Does this ring true for you? Are there situations where Orange structures are more appropriate for rapid responses, or do you agree with my assertion that Teal affords a better-informed response, aligned with the situation?

[1] Ability of an individual to act on their will (or Purpose)



Matt currently lives in British Columbia, Canada, with his three girls (wife and two daughters). His passion is working with technological and personal change, and he believes the real ‘gold’ of transformation is in social architectures (relationship agreements, group dynamics, intuition and social fields) and how those evolve in alignment with the future purpose of individuals and groups.  Matt Dockerty.

  1. Great exploration Matt, thank you!

    In Orange the default decision-making system is the pyramidal hierarchy. In Green it’s the full group–any decisions that have not been delegated to committees or individuals come there. In Teal the default is the advice process, and like you i have been wondering if there are limits or best-fit situations for that approach?

    My current thought is what we might evolve to in the future would be each organization establishing an algorithm by category. That is, a list of which types of decisions are made by individuals without consultation, which call for the advice process, which are group decisions, and so on. For example, when i helped a small family-owned company with succession (transitioning management from the founding parents to the next generation), we wrote up a simple, one-page document that specified which decisions from now on belonged to who, and when consultation was required. Because each organization differs by purpose, focus, roles, etc., the content of categories would vary. Organizations of a similar type would benefit from reaching each other’s lists, just like the housing co-op where i used to live benefited from reading another similar co-op’s bylaws when we wrote ours. But in the end each organization’s algorithm would be a reflection of the distinct life force, philosophy, and culture of that particular organization–an expression of its unique organic wholeness.


  2. Thanks for your comments, Tree. I like the idea of an algorithm or principle based matrix to clarify decisions. Sounds to me a little a Holacracy’s governance process, where decision making and governance are designed into role and circle definitions. As I read your comments, I also envisioned a maturity matrix which could help organizations transition from one stage to another.

  3. I think what i’m proposing does have some overlap with holocracy, but is more flexible. My impression is that holocracy tries to pre-set a bunch of decision rules; e.g., groups decide almost nothing (except perhaps some of the governance roles and powers?) while individuals decide everything else; meanwhile the advice/consultation process seems either fuzzy or missing from holocracy, whereas i’m suggesting specifying who consults with who about what.

    Can you say more about your picture of a “maturity matrix”?

  4. Hi Tree. Sorry for the delayed reply; I was ‘off the grid’ for a while. Blissful!
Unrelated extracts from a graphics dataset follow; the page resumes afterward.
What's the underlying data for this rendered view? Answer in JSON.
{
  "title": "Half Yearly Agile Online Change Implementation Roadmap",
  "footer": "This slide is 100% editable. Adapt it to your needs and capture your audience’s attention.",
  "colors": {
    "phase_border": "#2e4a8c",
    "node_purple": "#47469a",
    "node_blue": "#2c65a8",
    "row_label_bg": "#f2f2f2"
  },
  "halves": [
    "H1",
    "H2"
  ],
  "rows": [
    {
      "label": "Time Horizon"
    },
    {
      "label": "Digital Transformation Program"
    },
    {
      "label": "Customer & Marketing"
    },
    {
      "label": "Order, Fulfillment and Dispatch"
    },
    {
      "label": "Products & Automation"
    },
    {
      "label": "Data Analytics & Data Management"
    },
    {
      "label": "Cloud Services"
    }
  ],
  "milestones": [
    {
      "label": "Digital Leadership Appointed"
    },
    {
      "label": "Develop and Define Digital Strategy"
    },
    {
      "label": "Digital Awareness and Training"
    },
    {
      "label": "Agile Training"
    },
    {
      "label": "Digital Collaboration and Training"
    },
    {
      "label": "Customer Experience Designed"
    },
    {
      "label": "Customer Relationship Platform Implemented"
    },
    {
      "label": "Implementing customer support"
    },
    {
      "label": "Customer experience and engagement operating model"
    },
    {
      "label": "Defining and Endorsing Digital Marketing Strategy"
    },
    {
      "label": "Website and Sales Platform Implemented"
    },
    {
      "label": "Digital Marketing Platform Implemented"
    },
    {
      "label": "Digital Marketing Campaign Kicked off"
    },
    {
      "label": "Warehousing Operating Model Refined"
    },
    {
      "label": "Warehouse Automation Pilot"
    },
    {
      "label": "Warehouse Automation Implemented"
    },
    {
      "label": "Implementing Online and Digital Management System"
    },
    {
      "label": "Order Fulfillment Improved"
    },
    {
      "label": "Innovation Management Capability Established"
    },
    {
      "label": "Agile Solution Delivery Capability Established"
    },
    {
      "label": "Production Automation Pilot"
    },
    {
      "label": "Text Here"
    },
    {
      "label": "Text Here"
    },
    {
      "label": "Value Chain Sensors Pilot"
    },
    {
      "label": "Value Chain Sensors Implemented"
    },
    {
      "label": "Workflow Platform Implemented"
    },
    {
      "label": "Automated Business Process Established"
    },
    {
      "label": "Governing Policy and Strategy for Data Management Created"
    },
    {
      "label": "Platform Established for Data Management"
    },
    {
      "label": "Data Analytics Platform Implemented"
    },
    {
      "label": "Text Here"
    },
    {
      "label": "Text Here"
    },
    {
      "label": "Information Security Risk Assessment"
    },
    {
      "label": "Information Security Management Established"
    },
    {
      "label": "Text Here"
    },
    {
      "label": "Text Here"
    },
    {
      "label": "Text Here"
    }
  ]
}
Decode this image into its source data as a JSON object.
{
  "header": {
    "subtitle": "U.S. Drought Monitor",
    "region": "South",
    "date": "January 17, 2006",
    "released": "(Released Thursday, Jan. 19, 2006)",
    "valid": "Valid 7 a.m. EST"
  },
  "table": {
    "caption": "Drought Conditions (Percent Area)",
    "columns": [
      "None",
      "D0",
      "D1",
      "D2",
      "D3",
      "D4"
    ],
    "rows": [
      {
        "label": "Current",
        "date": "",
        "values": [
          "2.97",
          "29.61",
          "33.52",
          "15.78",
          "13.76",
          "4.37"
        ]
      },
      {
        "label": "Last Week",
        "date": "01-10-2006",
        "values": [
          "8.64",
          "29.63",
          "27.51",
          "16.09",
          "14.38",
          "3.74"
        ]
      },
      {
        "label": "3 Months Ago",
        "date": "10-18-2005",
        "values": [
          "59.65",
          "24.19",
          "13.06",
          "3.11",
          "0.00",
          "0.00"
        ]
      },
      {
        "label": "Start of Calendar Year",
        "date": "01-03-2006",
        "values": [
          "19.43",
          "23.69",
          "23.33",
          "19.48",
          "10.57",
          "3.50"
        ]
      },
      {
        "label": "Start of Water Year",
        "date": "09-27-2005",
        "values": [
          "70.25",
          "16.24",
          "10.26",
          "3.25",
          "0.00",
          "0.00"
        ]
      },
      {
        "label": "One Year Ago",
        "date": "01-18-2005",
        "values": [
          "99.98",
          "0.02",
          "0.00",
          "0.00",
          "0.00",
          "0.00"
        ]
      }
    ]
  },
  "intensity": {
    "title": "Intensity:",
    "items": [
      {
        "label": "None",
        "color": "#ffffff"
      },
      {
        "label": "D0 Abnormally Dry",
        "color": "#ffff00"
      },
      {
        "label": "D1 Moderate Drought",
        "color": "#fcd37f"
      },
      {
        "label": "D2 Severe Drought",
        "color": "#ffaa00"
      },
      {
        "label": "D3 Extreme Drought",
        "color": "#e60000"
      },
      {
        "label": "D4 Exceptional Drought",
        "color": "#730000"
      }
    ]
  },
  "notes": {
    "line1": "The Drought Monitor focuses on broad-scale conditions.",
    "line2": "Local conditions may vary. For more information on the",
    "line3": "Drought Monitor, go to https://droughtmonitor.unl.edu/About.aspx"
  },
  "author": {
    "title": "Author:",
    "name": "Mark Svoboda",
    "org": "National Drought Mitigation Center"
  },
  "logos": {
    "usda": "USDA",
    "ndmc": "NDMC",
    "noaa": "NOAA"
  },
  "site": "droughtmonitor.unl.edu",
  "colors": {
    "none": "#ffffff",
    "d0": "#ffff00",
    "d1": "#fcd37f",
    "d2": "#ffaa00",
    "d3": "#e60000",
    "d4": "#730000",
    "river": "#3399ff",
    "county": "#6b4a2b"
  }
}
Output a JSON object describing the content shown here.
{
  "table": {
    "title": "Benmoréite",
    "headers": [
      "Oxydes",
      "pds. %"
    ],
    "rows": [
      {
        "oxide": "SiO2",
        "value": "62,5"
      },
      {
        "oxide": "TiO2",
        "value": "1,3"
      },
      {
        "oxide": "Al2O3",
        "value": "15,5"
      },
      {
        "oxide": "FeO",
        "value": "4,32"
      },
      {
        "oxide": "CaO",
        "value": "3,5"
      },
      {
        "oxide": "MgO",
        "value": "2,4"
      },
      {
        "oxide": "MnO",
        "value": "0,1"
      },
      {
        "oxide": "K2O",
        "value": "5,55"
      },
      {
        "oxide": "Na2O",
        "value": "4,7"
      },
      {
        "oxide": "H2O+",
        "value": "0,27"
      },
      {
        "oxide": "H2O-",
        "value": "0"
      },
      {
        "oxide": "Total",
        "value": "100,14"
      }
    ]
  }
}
    Regarding the ‘maturity matrix, I envision a guiding framework which deconstructs the key tenants of decision making. Tenants such as: structure, communication, behaviours etc. For each of these tenants an organisation could define the principles, strategies, tools and behaviours which they would see manifested in the organsiation they aspire to (based on Teal principles). By assessing the organisations ‘current state’, then putting actions in place to move towards the desired ‘future state’ – the matrix could effectively serve as a roadmap for decision making maturity.